Treat Instagram like a social landing page. Most small organizations often struggle just to keep the lights on when it comes to content, often leading to Instagram feeds that are cluttered with varying types of content that happened to fit what they had on hand. If you can, take the extra time to create something visually consistent — a well-conceived collection of photos can often make up for a lower follower count in the eyes of prospective customers.
Don’t try to be everything for everyone. As marketers, we know the values of our brand inside and out. We also know that targeting everyone sometimes means you end up communicating with no one at all. Know your target audience, of course, but also know your ideal audience, the kind of people who will become life-long advocates for you and your organization, and provide the type of content that resonates with them. We have clear a clear brand voice and tone established for both our real estate education and drivers education verticals, so we don’t get bogged down on vanity metrics like followers if they’re just sitting silently and providing us no in-platform value.

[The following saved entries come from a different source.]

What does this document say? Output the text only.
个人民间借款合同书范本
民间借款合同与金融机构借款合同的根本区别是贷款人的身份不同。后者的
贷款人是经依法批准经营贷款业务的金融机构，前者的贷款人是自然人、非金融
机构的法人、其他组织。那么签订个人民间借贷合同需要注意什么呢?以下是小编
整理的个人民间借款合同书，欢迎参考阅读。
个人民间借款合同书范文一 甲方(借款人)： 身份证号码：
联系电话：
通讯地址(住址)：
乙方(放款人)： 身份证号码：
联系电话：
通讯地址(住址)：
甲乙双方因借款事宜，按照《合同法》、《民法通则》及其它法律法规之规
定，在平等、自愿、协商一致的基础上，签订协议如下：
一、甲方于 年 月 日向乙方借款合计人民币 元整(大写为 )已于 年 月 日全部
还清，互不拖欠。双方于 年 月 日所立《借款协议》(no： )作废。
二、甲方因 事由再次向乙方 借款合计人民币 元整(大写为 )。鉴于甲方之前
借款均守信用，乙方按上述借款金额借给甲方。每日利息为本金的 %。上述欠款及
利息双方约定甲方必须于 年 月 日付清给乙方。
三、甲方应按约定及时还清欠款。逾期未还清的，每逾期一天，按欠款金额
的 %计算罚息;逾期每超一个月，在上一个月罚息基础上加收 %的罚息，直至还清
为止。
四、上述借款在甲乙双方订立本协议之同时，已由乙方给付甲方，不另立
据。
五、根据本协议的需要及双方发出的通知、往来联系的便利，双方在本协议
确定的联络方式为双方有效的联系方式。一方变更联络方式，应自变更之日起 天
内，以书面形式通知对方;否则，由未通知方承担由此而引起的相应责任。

Because of the position that you are in, you are a person of great influence. If you could inspire a movement that would bring the most amount of good to the most amount of people, what would that be? You never know what your idea can trigger. 🙂
As an online drivers ed company, our social team is often engaging with students at a time in their life where there’s a lot of uncertainty about life, college, work, and more. We’ve seen firsthand how a moment of real kindness online can affect students; as a result, whenever I see a brand whose identity consists of insults to their prospective customers, it makes me want to scream. You never know where someone is at emotionally when you hit ‘reply’ to that direct message, so I’d love to see more brands think about the way they interact with students online and the opportunity they have to form a real — if brief — connection with someone.
Some of the biggest names in Business, VC funding, Sports, and Entertainment read this column. Is there a person in the world, or in the US with whom you would love to have a private breakfast or lunch with, and why? He or she might just see this if we tag them 🙂
If I could have coffee with anyone in the industry, it would be Michaela O’Shaughnessy, Social Media Manager for Teen Vogue. She and her team live at the intersection of education and social impact; I would love to talk about her approach to Generation Z and how they continue to be one of the most important teen brands in the business.